Однако, лишившись возможности регулярно писать натурные этюды и картины, а значит, и самостоятельно совершенствоваться в живописном ремесле, Антон начал исподволь упражняться в написании прозы. Как бы про запас. Он записывал услышанные диалоги, манеру разговора, образы, вел своеобразный дневник — не под влиянием чего-то меркантильного, а из-за насущной потребности тренировки загодя — в наблюдении перед тем как выйти на писательский простор. Кстати, это-то занятие не требовало никаких материалов, красок, кистей, этюдников, холстов или картонок, никаких помещений и пространств; написанное же на бумаге, что Антон никоим образом не афишировал ни перед кем, чтобы такое не всплыло напрасно раньше времени, можно было быстро, в случае чего, убрать куда-нибудь подальше от посторонних, любопытных глаз, хоть сунуть под подушку.

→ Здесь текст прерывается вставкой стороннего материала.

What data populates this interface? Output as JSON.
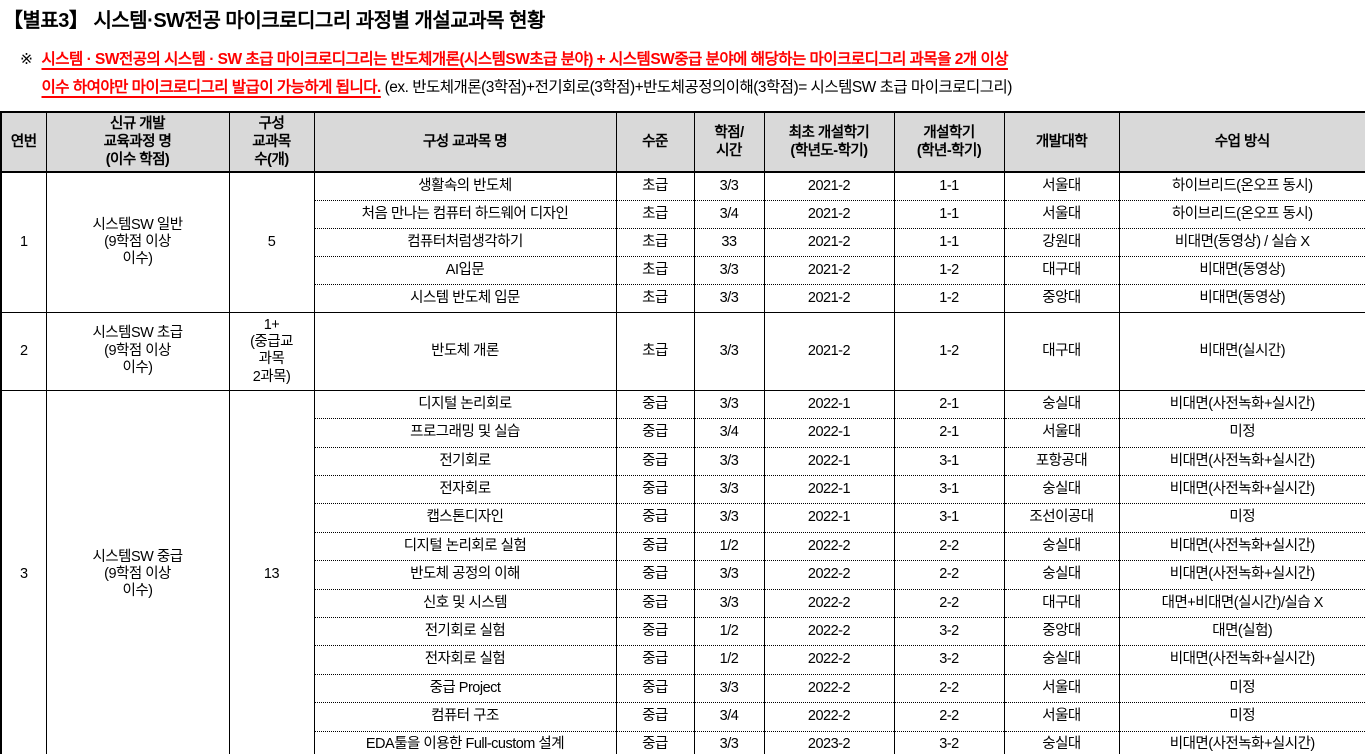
{
  "title": "【별표3】 시스템·SW전공 마이크로디그리 과정별 개설교과목 현황",
  "note": {
    "marker": "※",
    "line1": "시스템 · SW전공의 시스템 · SW 초급 마이크로디그리는 반도체개론(시스템SW초급 분야) + 시스템SW중급 분야에 해당하는 마이크로디그리 과목을 2개 이상",
    "line2_red": "이수 하여야만 마이크로디그리 발급이 가능하게 됩니다.",
    "line2_black": " (ex. 반도체개론(3학점)+전기회로(3학점)+반도체공정의이해(3학점)= 시스템SW 초급 마이크로디그리)"
  },
  "table": {
    "headers": [
      "연번",
      "신규 개발\n교육과정 명\n(이수 학점)",
      "구성\n교과목\n수(개)",
      "구성 교과목 명",
      "수준",
      "학점/\n시간",
      "최초 개설학기\n(학년도-학기)",
      "개설학기\n(학년-학기)",
      "개발대학",
      "수업 방식"
    ],
    "groups": [
      {
        "no": "1",
        "name": "시스템SW 일반\n(9학점 이상\n이수)",
        "count": "5",
        "rows": [
          [
            "생활속의 반도체",
            "초급",
            "3/3",
            "2021-2",
            "1-1",
            "서울대",
            "하이브리드(온오프 동시)"
          ],
          [
            "처음 만나는 컴퓨터 하드웨어 디자인",
            "초급",
            "3/4",
            "2021-2",
            "1-1",
            "서울대",
            "하이브리드(온오프 동시)"
          ],
          [
            "컴퓨터처럼생각하기",
            "초급",
            "33",
            "2021-2",
            "1-1",
            "강원대",
            "비대면(동영상) / 실습 X"
          ],
          [
            "AI입문",
            "초급",
            "3/3",
            "2021-2",
            "1-2",
            "대구대",
            "비대면(동영상)"
          ],
          [
            "시스템 반도체 입문",
            "초급",
            "3/3",
            "2021-2",
            "1-2",
            "중앙대",
            "비대면(동영상)"
          ]
        ]
      },
      {
        "no": "2",
        "name": "시스템SW 초급\n(9학점 이상\n이수)",
        "count": "1+\n(중급교\n과목\n2과목)",
        "rows": [
          [
            "반도체 개론",
            "초급",
            "3/3",
            "2021-2",
            "1-2",
            "대구대",
            "비대면(실시간)"
          ]
        ]
      },
      {
        "no": "3",
        "name": "시스템SW 중급\n(9학점 이상\n이수)",
        "count": "13",
        "rows": [
          [
            "디지털 논리회로",
            "중급",
            "3/3",
            "2022-1",
            "2-1",
            "숭실대",
            "비대면(사전녹화+실시간)"
          ],
          [
            "프로그래밍 및 실습",
            "중급",
            "3/4",
            "2022-1",
            "2-1",
            "서울대",
            "미정"
          ],
          [
            "전기회로",
            "중급",
            "3/3",
            "2022-1",
            "3-1",
            "포항공대",
            "비대면(사전녹화+실시간)"
          ],
          [
            "전자회로",
            "중급",
            "3/3",
            "2022-1",
            "3-1",
            "숭실대",
            "비대면(사전녹화+실시간)"
          ],
          [
            "캡스톤디자인",
            "중급",
            "3/3",
            "2022-1",
            "3-1",
            "조선이공대",
            "미정"
          ],
          [
            "디지털 논리회로 실험",
            "중급",
            "1/2",
            "2022-2",
            "2-2",
            "숭실대",
            "비대면(사전녹화+실시간)"
          ],
          [
            "반도체 공정의 이해",
            "중급",
            "3/3",
            "2022-2",
            "2-2",
            "숭실대",
            "비대면(사전녹화+실시간)"
          ],
          [
            "신호 및 시스템",
            "중급",
            "3/3",
            "2022-2",
            "2-2",
            "대구대",
            "대면+비대면(실시간)/실습 X"
          ],
          [
            "전기회로 실험",
            "중급",
            "1/2",
            "2022-2",
            "3-2",
            "중앙대",
            "대면(실험)"
          ],
          [
            "전자회로 실험",
            "중급",
            "1/2",
            "2022-2",
            "3-2",
            "숭실대",
            "비대면(사전녹화+실시간)"
          ],
          [
            "중급 Project",
            "중급",
            "3/3",
            "2022-2",
            "2-2",
            "서울대",
            "미정"
          ],
          [
            "컴퓨터 구조",
            "중급",
            "3/4",
            "2022-2",
            "2-2",
            "서울대",
            "미정"
          ],
          [
            "EDA툴을 이용한 Full-custom 설계",
            "중급",
            "3/3",
            "2023-2",
            "3-2",
            "숭실대",
            "비대면(사전녹화+실시간)"
          ]
        ]
      }
    ],
    "cell_names": [
      "course-name",
      "level",
      "credit-hours",
      "first-open-term",
      "open-term",
      "university",
      "class-method"
    ]
  },
  "colors": {
    "header_bg": "#d9d9d9",
    "note_red": "#ff0000",
    "text": "#000000",
    "border": "#000000"
  }
}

Но, выходит, этим самым Антон навлек на себя подозрение: начальство батальонное крайне всполошилось.
Очень славно балеринка разбежалась…
V
— Итак, за дело, капитан: пока матрос Кашин у меня… Стоит в кабинете…обыщите его шкаф, — нервно говорил майским днем в телефонную трубку замполит, прилично-обходительный майор Маляров, изначальный душеприказчик Кашина, — наставлял приличнейшего Смолина, ротного. — Возьмите его записи… Я надеюсь на Вас… Иначе, боюсь, все мы загремим… Полетят у нас погоны…

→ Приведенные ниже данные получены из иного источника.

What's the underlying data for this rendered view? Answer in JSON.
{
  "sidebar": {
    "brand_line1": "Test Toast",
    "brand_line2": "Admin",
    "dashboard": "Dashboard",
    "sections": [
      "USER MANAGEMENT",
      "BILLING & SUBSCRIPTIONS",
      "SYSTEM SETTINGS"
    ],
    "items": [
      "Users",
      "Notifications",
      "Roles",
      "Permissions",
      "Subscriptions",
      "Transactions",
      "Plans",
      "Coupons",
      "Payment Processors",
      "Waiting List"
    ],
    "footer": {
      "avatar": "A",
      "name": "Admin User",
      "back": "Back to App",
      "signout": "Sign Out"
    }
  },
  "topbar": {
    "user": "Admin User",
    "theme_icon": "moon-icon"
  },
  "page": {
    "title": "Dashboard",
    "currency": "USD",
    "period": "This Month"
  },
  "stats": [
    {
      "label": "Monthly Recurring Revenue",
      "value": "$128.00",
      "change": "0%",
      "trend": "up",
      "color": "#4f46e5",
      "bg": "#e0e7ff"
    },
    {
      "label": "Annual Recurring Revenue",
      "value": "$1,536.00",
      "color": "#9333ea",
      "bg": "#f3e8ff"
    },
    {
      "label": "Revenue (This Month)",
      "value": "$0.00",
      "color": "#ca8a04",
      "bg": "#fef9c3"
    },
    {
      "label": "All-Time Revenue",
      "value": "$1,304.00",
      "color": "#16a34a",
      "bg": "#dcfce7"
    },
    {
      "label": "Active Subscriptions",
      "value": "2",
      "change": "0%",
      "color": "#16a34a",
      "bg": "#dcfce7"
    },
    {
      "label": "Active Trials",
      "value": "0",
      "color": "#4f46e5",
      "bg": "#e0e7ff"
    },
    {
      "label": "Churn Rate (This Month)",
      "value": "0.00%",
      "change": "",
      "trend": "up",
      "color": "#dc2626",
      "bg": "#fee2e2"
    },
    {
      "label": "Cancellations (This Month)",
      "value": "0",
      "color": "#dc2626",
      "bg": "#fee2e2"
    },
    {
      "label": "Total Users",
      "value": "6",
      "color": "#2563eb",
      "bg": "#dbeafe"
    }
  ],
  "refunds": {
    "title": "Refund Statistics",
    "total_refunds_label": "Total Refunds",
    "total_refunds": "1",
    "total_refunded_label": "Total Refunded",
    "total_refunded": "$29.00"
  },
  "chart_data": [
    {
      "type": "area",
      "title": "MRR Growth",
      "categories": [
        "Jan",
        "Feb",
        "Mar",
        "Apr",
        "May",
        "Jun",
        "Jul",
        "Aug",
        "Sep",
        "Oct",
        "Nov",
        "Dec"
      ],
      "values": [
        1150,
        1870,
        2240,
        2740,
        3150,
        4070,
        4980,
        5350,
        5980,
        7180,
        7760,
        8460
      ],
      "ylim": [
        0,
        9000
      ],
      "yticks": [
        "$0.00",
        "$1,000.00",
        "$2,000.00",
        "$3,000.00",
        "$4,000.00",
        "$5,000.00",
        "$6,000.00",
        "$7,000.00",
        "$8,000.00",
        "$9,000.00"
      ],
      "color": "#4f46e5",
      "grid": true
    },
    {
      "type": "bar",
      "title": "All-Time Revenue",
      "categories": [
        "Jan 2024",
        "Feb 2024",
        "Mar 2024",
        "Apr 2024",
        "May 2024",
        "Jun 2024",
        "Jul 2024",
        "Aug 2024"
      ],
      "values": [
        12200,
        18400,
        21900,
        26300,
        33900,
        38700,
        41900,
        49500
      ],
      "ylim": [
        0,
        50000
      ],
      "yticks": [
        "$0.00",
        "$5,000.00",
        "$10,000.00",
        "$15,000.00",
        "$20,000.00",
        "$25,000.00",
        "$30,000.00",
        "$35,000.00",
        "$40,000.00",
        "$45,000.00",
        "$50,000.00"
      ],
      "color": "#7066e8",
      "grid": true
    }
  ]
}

— Чего-чего?! Попал в подозрение?! Сколь же смешно!.. — аж задохнулся от возмущения Антон — не агнец божий, отнюдь. Он не притворялся тихоней, нет, но не мог и вообразить себе суть банально начальственного недовольства им и еще подвоха с его вызовом, устроенным ради каких-то иллюзорных умозаключений, в общем-то, нормальным офицером, причем и хорошим, он не понаслышке знал, семьянином. — Так, позвольте, товарищ майор, я самолично выложу Вам свои пробные писания — пожалуйста… Коли взволновались насчет их… И я побегу, покуда там не сломали сдуру шкаф казенный… — И он, даже не испросив разрешения уйти, выскочил из кабинета. Сбежав по ступенькам со второго этажа, сиганул через заасфальтированный плац. Подумал: «А может, это — месть мне, ослушнику, отказавшемуся наляпать настенный модный нестоящий макет? Непохоже…»
Влетев в кубрик, он решительно заслонил собой шкаф, дверцей которой уже лязгали старшина и капитан — они пытались взломать внутренний замочек:
— Все! Хватит вам курочить вещь! Сам я отнесу… Охотно…
И взломщики, как-то пристыжено, потупив взгляд, отступили. И смылись.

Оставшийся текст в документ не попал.